A confluence is a specific region or juncture where flowing material comes together. If you spend some time studying medicine or human anatomy, you might learn that the brachiocephalic vein is formed by the confluence of the subclavian and internal jugular veins. Find your way to a lecture on rivers or take a fly-fishing trip and you might learn how to trace the route of rivers to their confluence with others. This is the model for our blog, a confluence of ideas, and it is time to examine the characteristics of that confluence. At first glance, the confluence of our writing may appear something like this:
This depiction is in some ways informative, but it is too fine scale, like a filing system by author, rather than genre. Overarching highlights and unexpected connections are what I want to talk about. So here we go.
First, our blog topics range in time from historical to current events. Articles laud the significance of past surveys of insects and mammals by C. H. Kennedy (read more) and Joseph Grinnell (read more) in the early 1900s, while others describe the deep history of salmon adaptations (read more) and landscapes (read more). Among current events, we discussed meetings on climate policy (pre-Paris meetings and post-Paris meetings), new national monuments (read more), and birds that were undergoing their migration as you read (read more). Secondly, the written posts converge on a series of themes, similar to spider-web plots that can be used to describe the diversity of expertise (for example, read here). By assigning each blog a theme, and then summing up the number of blog posts within each theme, we can visually analyze the overlap and variability among topics (see below).

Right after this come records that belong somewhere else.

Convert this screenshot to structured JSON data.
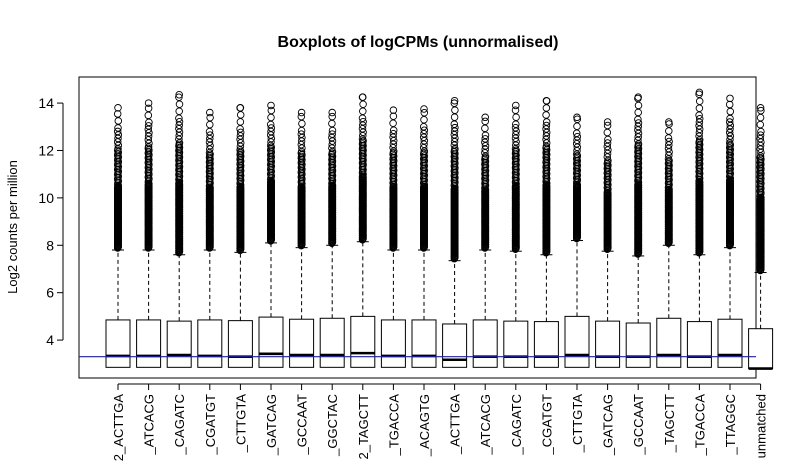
{
  "chart_data": {
    "type": "boxplot",
    "title": "Boxplots of logCPMs (unnormalised)",
    "xlabel": "",
    "ylabel": "Log2 counts per million",
    "ylim": [
      2.4,
      15.1
    ],
    "yticks": [
      4,
      6,
      8,
      10,
      12,
      14
    ],
    "reference_line": {
      "y": 3.3,
      "color": "#1f1f9f"
    },
    "categories": [
      "2_ACTTGA",
      "_ATCACG",
      "_CAGATC",
      "_CGATGT",
      "_CTTGTA",
      "_GATCAG",
      "_GCCAAT",
      "_GGCTAC",
      "2_TAGCTT",
      "_TGACCA",
      "_ACAGTG",
      "_ACTTGA",
      "_ATCACG",
      "_CAGATC",
      "_CGATGT",
      "_CTTGTA",
      "_GATCAG",
      "_GCCAAT",
      "_TAGCTT",
      "_TGACCA",
      "_TTAGGC",
      "unmatched"
    ],
    "boxes": [
      {
        "q1": 2.85,
        "median": 3.33,
        "q3": 4.85,
        "whisker_low": 2.85,
        "whisker_high": 7.8,
        "outlier_max": 13.8
      },
      {
        "q1": 2.85,
        "median": 3.33,
        "q3": 4.85,
        "whisker_low": 2.85,
        "whisker_high": 7.8,
        "outlier_max": 14.0
      },
      {
        "q1": 2.85,
        "median": 3.37,
        "q3": 4.8,
        "whisker_low": 2.85,
        "whisker_high": 7.6,
        "outlier_max": 14.35
      },
      {
        "q1": 2.85,
        "median": 3.33,
        "q3": 4.85,
        "whisker_low": 2.85,
        "whisker_high": 7.8,
        "outlier_max": 13.6
      },
      {
        "q1": 2.85,
        "median": 3.3,
        "q3": 4.82,
        "whisker_low": 2.85,
        "whisker_high": 7.7,
        "outlier_max": 13.8
      },
      {
        "q1": 2.85,
        "median": 3.42,
        "q3": 4.97,
        "whisker_low": 2.85,
        "whisker_high": 8.1,
        "outlier_max": 13.9
      },
      {
        "q1": 2.85,
        "median": 3.37,
        "q3": 4.88,
        "whisker_low": 2.85,
        "whisker_high": 7.9,
        "outlier_max": 13.6
      },
      {
        "q1": 2.85,
        "median": 3.37,
        "q3": 4.92,
        "whisker_low": 2.85,
        "whisker_high": 8.0,
        "outlier_max": 13.6
      },
      {
        "q1": 2.85,
        "median": 3.45,
        "q3": 5.0,
        "whisker_low": 2.85,
        "whisker_high": 8.15,
        "outlier_max": 14.25
      },
      {
        "q1": 2.85,
        "median": 3.33,
        "q3": 4.85,
        "whisker_low": 2.85,
        "whisker_high": 7.8,
        "outlier_max": 13.7
      },
      {
        "q1": 2.85,
        "median": 3.33,
        "q3": 4.85,
        "whisker_low": 2.85,
        "whisker_high": 7.8,
        "outlier_max": 13.75
      },
      {
        "q1": 2.85,
        "median": 3.17,
        "q3": 4.68,
        "whisker_low": 2.85,
        "whisker_high": 7.35,
        "outlier_max": 14.1
      },
      {
        "q1": 2.85,
        "median": 3.3,
        "q3": 4.85,
        "whisker_low": 2.85,
        "whisker_high": 7.8,
        "outlier_max": 13.4
      },
      {
        "q1": 2.85,
        "median": 3.3,
        "q3": 4.8,
        "whisker_low": 2.85,
        "whisker_high": 7.75,
        "outlier_max": 13.9
      },
      {
        "q1": 2.85,
        "median": 3.3,
        "q3": 4.78,
        "whisker_low": 2.85,
        "whisker_high": 7.6,
        "outlier_max": 14.1
      },
      {
        "q1": 2.85,
        "median": 3.37,
        "q3": 5.0,
        "whisker_low": 2.85,
        "whisker_high": 8.2,
        "outlier_max": 13.4
      },
      {
        "q1": 2.85,
        "median": 3.3,
        "q3": 4.8,
        "whisker_low": 2.85,
        "whisker_high": 7.75,
        "outlier_max": 13.2
      },
      {
        "q1": 2.85,
        "median": 3.3,
        "q3": 4.72,
        "whisker_low": 2.85,
        "whisker_high": 7.55,
        "outlier_max": 14.25
      },
      {
        "q1": 2.85,
        "median": 3.37,
        "q3": 4.92,
        "whisker_low": 2.85,
        "whisker_high": 8.0,
        "outlier_max": 13.2
      },
      {
        "q1": 2.85,
        "median": 3.3,
        "q3": 4.78,
        "whisker_low": 2.85,
        "whisker_high": 7.6,
        "outlier_max": 14.45
      },
      {
        "q1": 2.85,
        "median": 3.37,
        "q3": 4.88,
        "whisker_low": 2.85,
        "whisker_high": 7.9,
        "outlier_max": 14.2
      },
      {
        "q1": 2.8,
        "median": 2.8,
        "q3": 4.48,
        "whisker_low": 2.8,
        "whisker_high": 6.85,
        "outlier_max": 13.8
      }
    ],
    "grid": false,
    "legend": "none"
  }
}
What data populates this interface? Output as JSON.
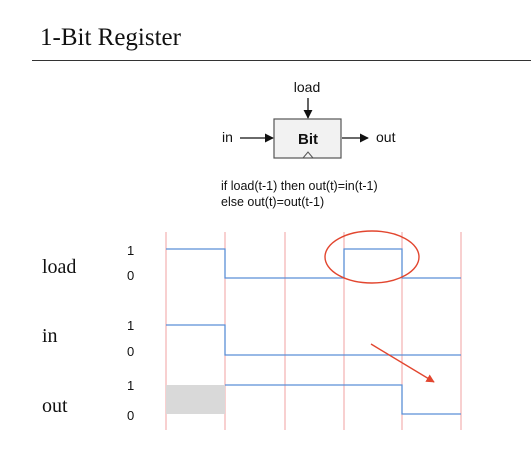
{
  "title": "1-Bit Register",
  "chip": {
    "name": "Bit",
    "input_label": "in",
    "output_label": "out",
    "control_label": "load"
  },
  "formula": {
    "line1": "if load(t-1) then out(t)=in(t-1)",
    "line2": "else out(t)=out(t-1)"
  },
  "timing": {
    "cycles": 5,
    "signals": [
      {
        "name": "load",
        "high_label": "1",
        "low_label": "0",
        "levels": [
          1,
          0,
          0,
          1,
          0
        ]
      },
      {
        "name": "in",
        "high_label": "1",
        "low_label": "0",
        "levels": [
          1,
          0,
          0,
          0,
          0
        ]
      },
      {
        "name": "out",
        "high_label": "1",
        "low_label": "0",
        "levels": [
          null,
          1,
          1,
          1,
          0
        ]
      }
    ],
    "annotations": {
      "highlight": "load pulse in cycle 4",
      "arrow": "points to out falling in cycle 5"
    }
  },
  "colors": {
    "wave": "#5b8fd6",
    "clock_line": "#f0a0a0",
    "annotation": "#e2462f",
    "unknown_fill": "#d9d9d9",
    "chip_fill": "#f2f2f2"
  }
}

Finally, we could look at this through a different lens, and focus on the variety of subject matter by just focusing on the writings that highlight certain topics. The spider plot below is meant to assess the blogs that focus on biology vs. the blogs that highlight climate science or applications of science. In addition, this plot examines the distribution of animal and plant groups covered among all our blogs. This requires some broad assignments, such as lumping all the plant species from a blog post about fire in California forests into the term "trees." I know this seems unappreciative of those plant species, but let's go with that for the moment. If you look at the spider-web below, we see a slight preference for animals over forests (read more here and here) and marshes (read more here and here), and emphasis on animals with a backbone over others, as well. But, we also can see that the number of writings about climate science itself or the application of scientific research outnumbers the writings on strictly biology or natural history.
All together, this collection of writing represents a range of subjects that converge on the topic of conservation science. To further the river metaphor (or the anatomical metaphor, if you prefer), a confluence can be the joining of clearly defined, meandering tributaries or can be the joining of streams whose upstream sections are characterized by complex interwoven channels, what stream ecologists call anastomosis. With that imagery of anastomosis in mind, Nature's Confluence remains an apt name. And with that, I leave you with a philosophical quote, which is also the best title of the first five months: I am certain uncertainty matters.